Azure AI Foundry Observability provides comprehensive monitoring capabilities essential for today's complex and rapidly evolving AI landscape. Seamlessly integrated with Azure Monitor Application Insights, this solution enables continuous monitoring of deployed AI applications to ensure optimal performance, safety, and quality in production environments. The Foundry Observability dashboard delivers real-time insights into critical metrics, allowing teams to quickly identify and address performance issues, safety concerns, or quality degradation. For Agent-based applications, Foundry offers enhanced continuous evaluation capabilities that can be enabled to provide deeper visibility into quality and safety metrics, creating a robust monitoring ecosystem that adapts to the dynamic nature of AI applications while maintaining high standards of performance and reliability.

By continuously monitoring the AI application's behavior in production, you can maintain high-quality user experiences and swiftly address any issues that surface.

Building trust through systematic evaluation

GenAIOps establishes a reliable process for managing AI applications throughout their lifecycle. By implementing thorough evaluation at each stage—from model selection through deployment and beyond—teams can create AI solutions that aren't just powerful but trustworthy and safe.

Evaluation cheat sheet

Purpose Process Parameters
What are you evaluating for? Identify or build relevant evaluators - Quality and performance sample notebook

- Agents Response Quality

- Safety and Security (Safety and Security sample notebook)

- Custom (Custom sample notebook)
What data should you use? Upload or generate relevant dataset Generic simulator for measuring Quality and Performance (Generic simulator sample notebook)

- Adversarial simulator for measuring Safety and Security (Adversarial simulator sample notebook)

AI red teaming agent for running automated scans to assess safety and security vulnerabilities (AI red teaming agent sample notebook)
What resources should conduct the evaluation? Run evaluation - Local run

- Remote cloud run
How did my model/app perform? Analyze results View aggregate scores, view details, score details, compare evaluation runs
How can I improve? Make changes to model, app, or evaluators - If evaluation results didn't align to human feedback, adjust your evaluator.

- If evaluation results aligned to human feedback but didn't meet quality/safety thresholds, apply targeted mitigations.

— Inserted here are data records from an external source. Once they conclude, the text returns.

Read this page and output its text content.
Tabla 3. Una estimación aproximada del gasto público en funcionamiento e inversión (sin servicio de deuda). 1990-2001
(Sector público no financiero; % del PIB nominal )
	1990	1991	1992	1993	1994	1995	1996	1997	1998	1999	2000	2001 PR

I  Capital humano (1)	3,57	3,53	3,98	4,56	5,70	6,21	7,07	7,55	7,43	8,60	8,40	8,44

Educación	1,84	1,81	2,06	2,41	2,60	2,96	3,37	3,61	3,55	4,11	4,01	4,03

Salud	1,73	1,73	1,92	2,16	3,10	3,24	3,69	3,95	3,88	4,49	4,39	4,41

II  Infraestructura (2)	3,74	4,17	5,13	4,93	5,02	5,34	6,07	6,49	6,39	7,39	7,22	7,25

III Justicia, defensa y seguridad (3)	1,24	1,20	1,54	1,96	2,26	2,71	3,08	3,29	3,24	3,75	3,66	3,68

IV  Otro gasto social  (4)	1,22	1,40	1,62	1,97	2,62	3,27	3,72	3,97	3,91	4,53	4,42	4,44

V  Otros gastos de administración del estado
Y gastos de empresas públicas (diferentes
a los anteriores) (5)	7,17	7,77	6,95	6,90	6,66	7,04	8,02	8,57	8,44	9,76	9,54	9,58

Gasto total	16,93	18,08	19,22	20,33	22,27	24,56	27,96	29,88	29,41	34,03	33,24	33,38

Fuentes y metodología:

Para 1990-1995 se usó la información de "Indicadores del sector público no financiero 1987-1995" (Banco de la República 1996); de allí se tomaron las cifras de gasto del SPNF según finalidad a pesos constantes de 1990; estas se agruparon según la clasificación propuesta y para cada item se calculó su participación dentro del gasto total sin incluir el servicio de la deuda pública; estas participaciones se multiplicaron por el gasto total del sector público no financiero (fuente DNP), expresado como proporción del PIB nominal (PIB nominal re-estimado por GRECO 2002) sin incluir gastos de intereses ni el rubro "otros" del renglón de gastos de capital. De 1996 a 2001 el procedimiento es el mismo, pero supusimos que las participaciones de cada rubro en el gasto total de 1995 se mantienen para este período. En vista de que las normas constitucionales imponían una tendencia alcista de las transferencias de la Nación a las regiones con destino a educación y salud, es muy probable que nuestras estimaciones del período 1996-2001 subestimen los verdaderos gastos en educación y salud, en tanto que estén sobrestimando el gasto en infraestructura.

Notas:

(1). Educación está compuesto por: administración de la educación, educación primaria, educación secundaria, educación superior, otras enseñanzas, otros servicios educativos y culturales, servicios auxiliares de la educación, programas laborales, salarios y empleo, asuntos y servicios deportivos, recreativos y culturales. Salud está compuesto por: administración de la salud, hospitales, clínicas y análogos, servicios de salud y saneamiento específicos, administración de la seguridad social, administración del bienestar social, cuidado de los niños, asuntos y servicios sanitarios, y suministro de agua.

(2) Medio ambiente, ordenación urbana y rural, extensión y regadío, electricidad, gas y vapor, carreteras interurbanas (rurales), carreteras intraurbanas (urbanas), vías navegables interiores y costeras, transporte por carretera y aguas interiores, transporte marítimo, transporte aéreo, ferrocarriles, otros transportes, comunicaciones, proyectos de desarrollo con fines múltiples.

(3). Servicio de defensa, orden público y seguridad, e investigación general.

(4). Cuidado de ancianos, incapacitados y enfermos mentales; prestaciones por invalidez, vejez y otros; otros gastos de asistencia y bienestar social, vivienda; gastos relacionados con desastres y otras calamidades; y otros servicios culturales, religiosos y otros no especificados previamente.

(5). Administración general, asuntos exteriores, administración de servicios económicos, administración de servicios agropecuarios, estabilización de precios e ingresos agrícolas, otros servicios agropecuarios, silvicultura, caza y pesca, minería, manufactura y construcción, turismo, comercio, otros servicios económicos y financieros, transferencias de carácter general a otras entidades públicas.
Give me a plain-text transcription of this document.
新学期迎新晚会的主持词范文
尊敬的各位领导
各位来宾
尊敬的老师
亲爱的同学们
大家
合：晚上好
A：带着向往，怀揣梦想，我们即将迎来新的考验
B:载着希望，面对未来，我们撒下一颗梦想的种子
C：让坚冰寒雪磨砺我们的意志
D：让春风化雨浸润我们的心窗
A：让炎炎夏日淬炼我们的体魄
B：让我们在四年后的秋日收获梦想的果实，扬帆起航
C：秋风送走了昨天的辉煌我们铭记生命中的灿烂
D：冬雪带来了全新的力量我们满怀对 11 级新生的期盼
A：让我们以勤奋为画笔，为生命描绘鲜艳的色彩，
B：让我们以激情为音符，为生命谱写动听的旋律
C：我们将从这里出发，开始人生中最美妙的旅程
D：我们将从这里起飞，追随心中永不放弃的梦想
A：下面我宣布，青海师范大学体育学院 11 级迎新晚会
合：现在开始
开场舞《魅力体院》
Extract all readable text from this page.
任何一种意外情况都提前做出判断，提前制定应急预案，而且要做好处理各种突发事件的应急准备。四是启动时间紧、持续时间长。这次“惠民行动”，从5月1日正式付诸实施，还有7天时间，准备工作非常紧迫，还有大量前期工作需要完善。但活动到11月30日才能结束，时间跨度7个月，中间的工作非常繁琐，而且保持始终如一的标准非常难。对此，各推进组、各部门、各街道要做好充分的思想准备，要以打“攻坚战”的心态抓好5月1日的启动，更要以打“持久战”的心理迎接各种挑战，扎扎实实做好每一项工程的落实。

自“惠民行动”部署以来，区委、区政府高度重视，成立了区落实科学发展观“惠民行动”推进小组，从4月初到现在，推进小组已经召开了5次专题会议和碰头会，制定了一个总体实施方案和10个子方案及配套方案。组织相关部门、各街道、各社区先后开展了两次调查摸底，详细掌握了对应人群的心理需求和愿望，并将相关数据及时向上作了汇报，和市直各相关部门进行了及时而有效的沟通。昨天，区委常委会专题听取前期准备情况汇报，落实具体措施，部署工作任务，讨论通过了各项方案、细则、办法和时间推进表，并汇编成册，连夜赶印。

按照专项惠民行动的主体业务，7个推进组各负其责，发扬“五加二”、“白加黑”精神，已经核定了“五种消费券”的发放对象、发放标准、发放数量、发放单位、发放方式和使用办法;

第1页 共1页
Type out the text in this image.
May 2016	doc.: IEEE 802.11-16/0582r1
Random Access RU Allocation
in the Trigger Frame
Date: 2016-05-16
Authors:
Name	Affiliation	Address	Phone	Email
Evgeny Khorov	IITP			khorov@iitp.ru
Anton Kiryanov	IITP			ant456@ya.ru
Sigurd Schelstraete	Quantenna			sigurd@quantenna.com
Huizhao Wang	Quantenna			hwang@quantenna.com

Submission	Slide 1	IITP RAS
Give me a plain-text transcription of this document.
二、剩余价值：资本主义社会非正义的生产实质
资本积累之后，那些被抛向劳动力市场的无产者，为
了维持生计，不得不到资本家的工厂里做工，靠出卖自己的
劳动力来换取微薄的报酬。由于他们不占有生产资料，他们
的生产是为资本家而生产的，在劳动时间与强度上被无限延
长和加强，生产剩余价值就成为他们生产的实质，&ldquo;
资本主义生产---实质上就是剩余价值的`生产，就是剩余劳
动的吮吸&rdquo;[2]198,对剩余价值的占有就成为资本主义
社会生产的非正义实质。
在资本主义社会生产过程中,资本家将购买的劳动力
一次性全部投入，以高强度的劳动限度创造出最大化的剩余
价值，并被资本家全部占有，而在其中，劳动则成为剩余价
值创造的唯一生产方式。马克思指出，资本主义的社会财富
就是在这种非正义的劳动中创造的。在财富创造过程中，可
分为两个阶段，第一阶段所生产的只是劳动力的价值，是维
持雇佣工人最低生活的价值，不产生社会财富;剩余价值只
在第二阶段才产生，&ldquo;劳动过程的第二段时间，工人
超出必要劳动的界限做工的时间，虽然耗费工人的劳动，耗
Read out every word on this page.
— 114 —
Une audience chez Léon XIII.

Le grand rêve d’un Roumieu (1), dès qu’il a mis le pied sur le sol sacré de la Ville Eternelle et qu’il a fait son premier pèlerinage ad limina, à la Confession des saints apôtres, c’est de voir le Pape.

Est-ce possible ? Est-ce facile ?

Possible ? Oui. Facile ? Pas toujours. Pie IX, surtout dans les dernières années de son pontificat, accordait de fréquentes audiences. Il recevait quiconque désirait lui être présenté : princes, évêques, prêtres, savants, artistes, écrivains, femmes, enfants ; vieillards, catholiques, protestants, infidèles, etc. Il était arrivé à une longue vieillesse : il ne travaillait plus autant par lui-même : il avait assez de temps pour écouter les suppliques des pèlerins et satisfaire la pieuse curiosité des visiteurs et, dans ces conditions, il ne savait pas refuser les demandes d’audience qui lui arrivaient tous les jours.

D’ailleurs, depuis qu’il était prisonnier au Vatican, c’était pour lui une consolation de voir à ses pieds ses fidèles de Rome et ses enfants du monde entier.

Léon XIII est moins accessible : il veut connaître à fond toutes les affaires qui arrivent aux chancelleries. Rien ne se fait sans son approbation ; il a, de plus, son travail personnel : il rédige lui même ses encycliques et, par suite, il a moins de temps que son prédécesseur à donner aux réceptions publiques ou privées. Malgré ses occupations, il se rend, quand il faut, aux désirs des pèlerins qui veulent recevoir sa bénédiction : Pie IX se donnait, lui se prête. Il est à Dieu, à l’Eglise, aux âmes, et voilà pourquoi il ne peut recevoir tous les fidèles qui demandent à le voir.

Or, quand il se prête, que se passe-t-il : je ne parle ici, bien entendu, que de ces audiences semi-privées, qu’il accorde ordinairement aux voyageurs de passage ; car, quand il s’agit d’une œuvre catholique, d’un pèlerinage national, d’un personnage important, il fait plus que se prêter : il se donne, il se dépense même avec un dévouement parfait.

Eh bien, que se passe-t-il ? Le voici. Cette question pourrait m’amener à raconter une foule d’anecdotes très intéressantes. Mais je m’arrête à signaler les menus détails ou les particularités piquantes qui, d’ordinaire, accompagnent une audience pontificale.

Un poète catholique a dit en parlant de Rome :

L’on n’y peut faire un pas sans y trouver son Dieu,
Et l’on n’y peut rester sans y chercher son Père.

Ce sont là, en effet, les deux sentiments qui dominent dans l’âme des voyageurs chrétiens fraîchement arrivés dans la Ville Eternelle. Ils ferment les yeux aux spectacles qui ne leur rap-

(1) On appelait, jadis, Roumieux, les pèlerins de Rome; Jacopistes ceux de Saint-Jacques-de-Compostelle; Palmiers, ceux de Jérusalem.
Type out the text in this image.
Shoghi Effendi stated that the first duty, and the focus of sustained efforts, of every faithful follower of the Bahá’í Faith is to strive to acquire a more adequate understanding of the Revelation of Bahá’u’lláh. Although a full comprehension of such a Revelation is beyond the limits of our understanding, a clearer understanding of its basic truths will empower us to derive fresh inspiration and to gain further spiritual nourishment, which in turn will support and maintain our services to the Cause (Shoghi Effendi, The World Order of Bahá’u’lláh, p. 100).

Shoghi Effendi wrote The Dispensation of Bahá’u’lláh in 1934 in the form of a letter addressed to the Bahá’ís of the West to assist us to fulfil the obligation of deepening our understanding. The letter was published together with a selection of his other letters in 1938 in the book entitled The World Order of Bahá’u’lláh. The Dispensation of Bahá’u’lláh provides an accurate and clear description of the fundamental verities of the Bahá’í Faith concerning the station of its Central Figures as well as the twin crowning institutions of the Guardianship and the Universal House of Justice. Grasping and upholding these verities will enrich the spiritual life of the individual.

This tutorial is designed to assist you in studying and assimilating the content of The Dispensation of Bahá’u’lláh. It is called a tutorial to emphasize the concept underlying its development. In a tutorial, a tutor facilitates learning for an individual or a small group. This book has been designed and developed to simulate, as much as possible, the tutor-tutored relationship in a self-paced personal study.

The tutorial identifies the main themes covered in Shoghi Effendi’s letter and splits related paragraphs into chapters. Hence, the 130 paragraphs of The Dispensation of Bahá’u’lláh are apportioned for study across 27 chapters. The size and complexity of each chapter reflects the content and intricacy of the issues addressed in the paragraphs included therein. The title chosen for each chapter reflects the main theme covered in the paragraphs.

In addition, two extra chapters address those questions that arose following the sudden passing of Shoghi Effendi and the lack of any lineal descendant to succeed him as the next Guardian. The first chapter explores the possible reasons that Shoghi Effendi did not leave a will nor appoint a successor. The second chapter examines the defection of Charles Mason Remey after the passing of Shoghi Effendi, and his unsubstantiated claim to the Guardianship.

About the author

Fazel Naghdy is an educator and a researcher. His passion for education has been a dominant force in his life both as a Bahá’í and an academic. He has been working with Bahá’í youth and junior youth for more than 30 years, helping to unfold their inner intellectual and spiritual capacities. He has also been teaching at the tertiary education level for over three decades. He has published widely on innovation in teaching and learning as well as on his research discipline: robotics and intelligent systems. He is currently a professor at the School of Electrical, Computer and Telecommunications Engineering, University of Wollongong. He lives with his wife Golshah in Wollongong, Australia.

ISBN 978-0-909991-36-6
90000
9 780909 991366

Example of mitigations to apply: Azure AI Content Safety

Region support

Currently certain AI-assisted evaluators are available only in the following regions:

Region Hate and unfairness, Sexual, Violent, Self-harm, Indirect attack, Code vulnerabilities, Ungrounded attributes Groundedness Pro Protected material
East US 2 Supported Supported Supported
Sweden Central Supported Supported N/A
US North Central Supported N/A N/A
France Central Supported N/A N/A
Switzerland West Supported N/A N/A

Pricing

Observability features such as Risk and Safety Evaluations and Continuous Evaluations are billed based on consumption as listed in our Azure pricing page. Select the tab labeled Complete AI Toolchain to view the pricing details for evaluations.